I'm not normally a draftnik kind of guy. I think the fact that Mel Kiper Jr. has made a career out of being a "draft guru" is a sign that our civilization is doomed. I think middle-aged men making a bunch of athletic 22 year olds stand around in their skivvies while their measurables get read out is deeply creepy. I think the fact that we have turned roll calls and glorified bingo (in the case of the NBA lottery) into television "events" is a sad, sad thing, especially in a world where your average Community episode had more crew members than viewers.
That being said, I watched a good chunk of the MLB first year player draft tonight. The telecast was largely crisp, the analysis of the players was largely free of Harold Reynolds, and the pace was good - four minutes or so between first round picks, one minute per pick thereafter. Once the first round ended and Bud Selig stepped away from the mike, teams started sending up former players to announce their picks, leading to some great intentional comedy - cue the mighty Ferguson Jenkins of the Cubs - and some great unintentional comedy as well.

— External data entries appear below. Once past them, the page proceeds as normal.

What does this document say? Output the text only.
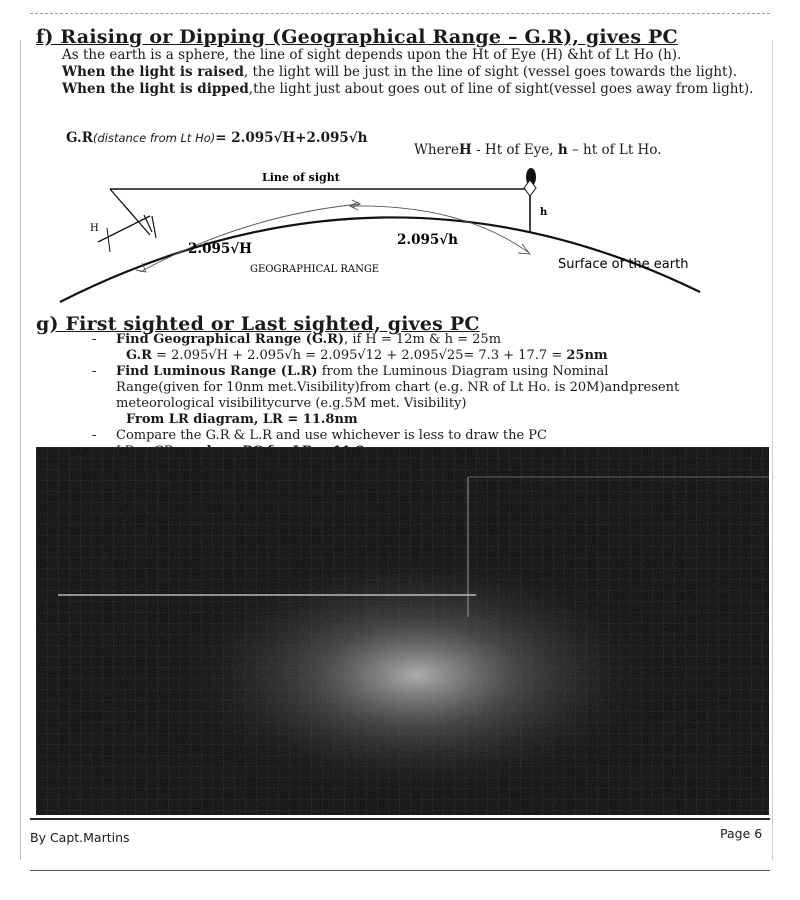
f) Raising or Dipping (Geographical Range – G.R), gives PC
As the earth is a sphere, the line of sight depends upon the Ht of Eye (H) &ht of Lt Ho (h).
When the light is raised, the light will be just in the line of sight (vessel goes towards the light).
When the light is dipped,the light just about goes out of line of sight(vessel goes away from light).
G.R(distance from Lt Ho)= 2.095√H+2.095√h
WhereH - Ht of Eye, h – ht of Lt Ho.
Line of sight
H
h
2.095√H
2.095√h
GEOGRAPHICAL RANGE	Surface of the earth
g) First sighted or Last sighted, gives PC
- Find Geographical Range (G.R), if H = 12m & h = 25m
G.R = 2.095√H + 2.095√h = 2.095√12 + 2.095√25= 7.3 + 17.7 = 25nm
- Find Luminous Range (L.R) from the Luminous Diagram using Nominal
Range(given for 10nm met.Visibility)from chart (e.g. NR of Lt Ho. is 20M)andpresent
meteorological visibilitycurve (e.g.5M met. Visibility)
From LR diagram, LR = 11.8nm
- Compare the G.R & L.R and use whichever is less to draw the PC
By Capt.Martins	Page 6
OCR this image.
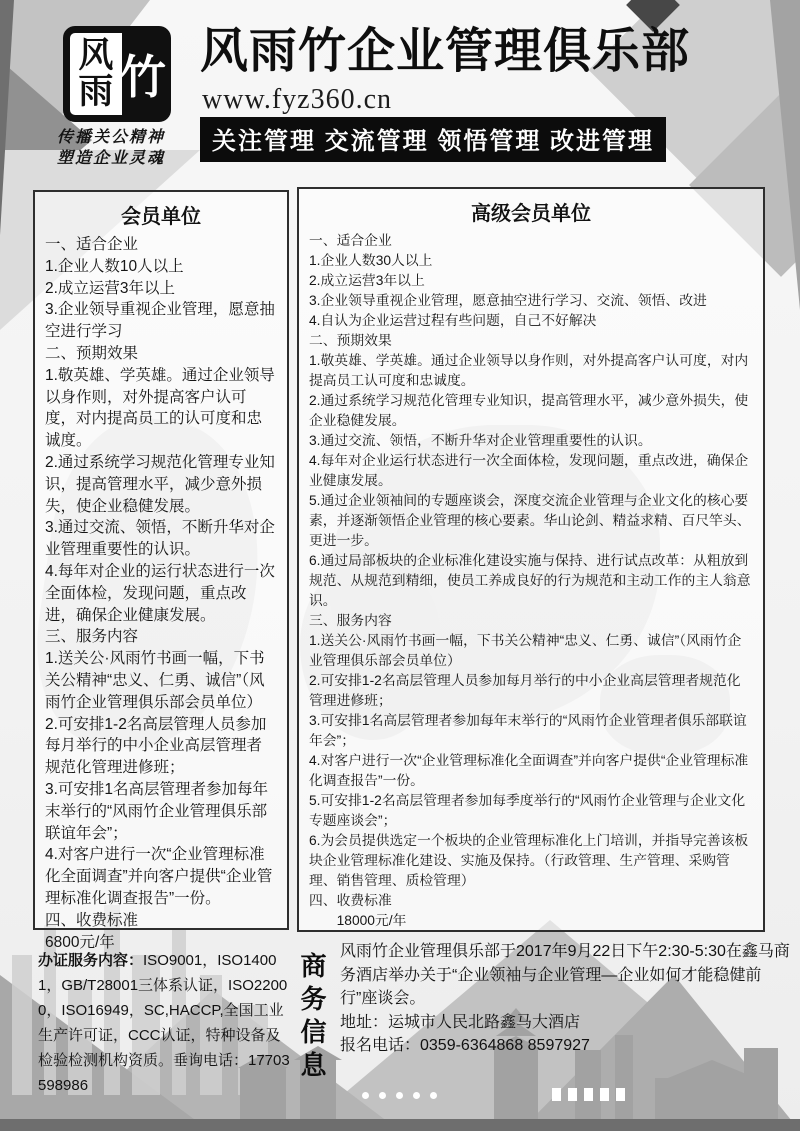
风
雨 竹
传播关公精神
塑造企业灵魂
风雨竹企业管理俱乐部
www.fyz360.cn
关注管理 交流管理 领悟管理 改进管理
会员单位

一、适合企业

1.企业人数10人以上

2.成立运营3年以上

3.企业领导重视企业管理，愿意抽空进行学习

二、预期效果

1.敬英雄、学英雄。通过企业领导以身作则，对外提高客户认可度，对内提高员工的认可度和忠诚度。

2.通过系统学习规范化管理专业知识，提高管理水平，减少意外损失，使企业稳健发展。

3.通过交流、领悟，不断升华对企业管理重要性的认识。

4.每年对企业的运行状态进行一次全面体检，发现问题，重点改进，确保企业健康发展。

三、服务内容

1.送关公·风雨竹书画一幅，下书关公精神“忠义、仁勇、诚信”（风雨竹企业管理俱乐部会员单位）

2.可安排1-2名高层管理人员参加每月举行的中小企业高层管理者规范化管理进修班；

3.可安排1名高层管理者参加每年末举行的“风雨竹企业管理俱乐部联谊年会”；

4.对客户进行一次“企业管理标准化全面调查”并向客户提供“企业管理标准化调查报告”一份。

四、收费标准

6800元/年

高级会员单位

一、适合企业

1.企业人数30人以上

2.成立运营3年以上

3.企业领导重视企业管理，愿意抽空进行学习、交流、领悟、改进

4.自认为企业运营过程有些问题，自己不好解决

二、预期效果

1.敬英雄、学英雄。通过企业领导以身作则，对外提高客户认可度，对内提高员工认可度和忠诚度。

2.通过系统学习规范化管理专业知识，提高管理水平，减少意外损失，使企业稳健发展。

3.通过交流、领悟，不断升华对企业管理重要性的认识。

4.每年对企业运行状态进行一次全面体检，发现问题，重点改进，确保企业健康发展。

5.通过企业领袖间的专题座谈会，深度交流企业管理与企业文化的核心要素，并逐渐领悟企业管理的核心要素。华山论剑、精益求精、百尺竿头、更进一步。

6.通过局部板块的企业标准化建设实施与保持、进行试点改革：从粗放到规范、从规范到精细，使员工养成良好的行为规范和主动工作的主人翁意识。

三、服务内容

1.送关公·风雨竹书画一幅，下书关公精神“忠义、仁勇、诚信”（风雨竹企业管理俱乐部会员单位）

2.可安排1-2名高层管理人员参加每月举行的中小企业高层管理者规范化管理进修班；

3.可安排1名高层管理者参加每年末举行的“风雨竹企业管理者俱乐部联谊年会”；

4.对客户进行一次“企业管理标准化全面调查”并向客户提供“企业管理标准化调查报告”一份。

5.可安排1-2名高层管理者参加每季度举行的“风雨竹企业管理与企业文化专题座谈会”；

6.为会员提供选定一个板块的企业管理标准化上门培训，并指导完善该板块企业管理标准化建设、实施及保持。（行政管理、生产管理、采购管理、销售管理、质检管理）

四、收费标准

　　18000元/年

办证服务内容：ISO9001，ISO14001，GB/T28001三体系认证，ISO22000，ISO16949，SC,HACCP,全国工业生产许可证，CCC认证，特种设备及检验检测机构资质。垂询电话：17703598986
商务信息

风雨竹企业管理俱乐部于2017年9月22日下午2:30-5:30在鑫马商务酒店举办关于“企业领袖与企业管理—企业如何才能稳健前行”座谈会。

地址：运城市人民北路鑫马大酒店

报名电话：0359-6364868 8597927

But really, the night was about the kids. The kids who were at the studio, the kids who were at home with their families, the kids who'd done pre-recorded segments talking about their families, their heroes, you name it. And for those kids, even the ones picked a little lower than they'd hoped (caveat: this was one seriously wacky draft, and it wasn't even the Cubs' fault this time), these were moments of pure joy. Watching shortstop prospect Jacob Gatewood trying, with shaking fingers, to button up the Brewers jersey he'd just been given by slugger Greg Vaughn. Watching St. Louis draftee Luke Weaver pull a stained glass cardinal out from somewhere and wave it at the camera as family and friends erupted around him. Watching Twins pick Nick Gordon talk about how it was a dream come true, and believing him.
Not all of these kids will make the show. Some will flame out in the minors, their flaws exposed, their promise overwhelmed by their inability to throw strikes or lay off the low outside pitch or pick up a decent breaking ball. Some will simply break down, through the wear and tear of baseball itself, or through accidents, or through random moments that no one could have foreseen. Some will get their cup of coffee; very few will become the stars that today they all know they can be. It's the math, the elegant, brutal, irreducible math of baseball that says if you draft 40 rounds' worth of kids every year and you've only got 25 roster slots on your big league club, most of those guys are going to fall by the wayside.
But that's for tomorrow, or next year, or five years down the road, when a minor league manager calls a young man who's not quite so young any more into his office and tells him the team's decided to move in a different direction. Tonight was about joy. And tonight, at least, they are all all-stars, and for now, that's all that matters.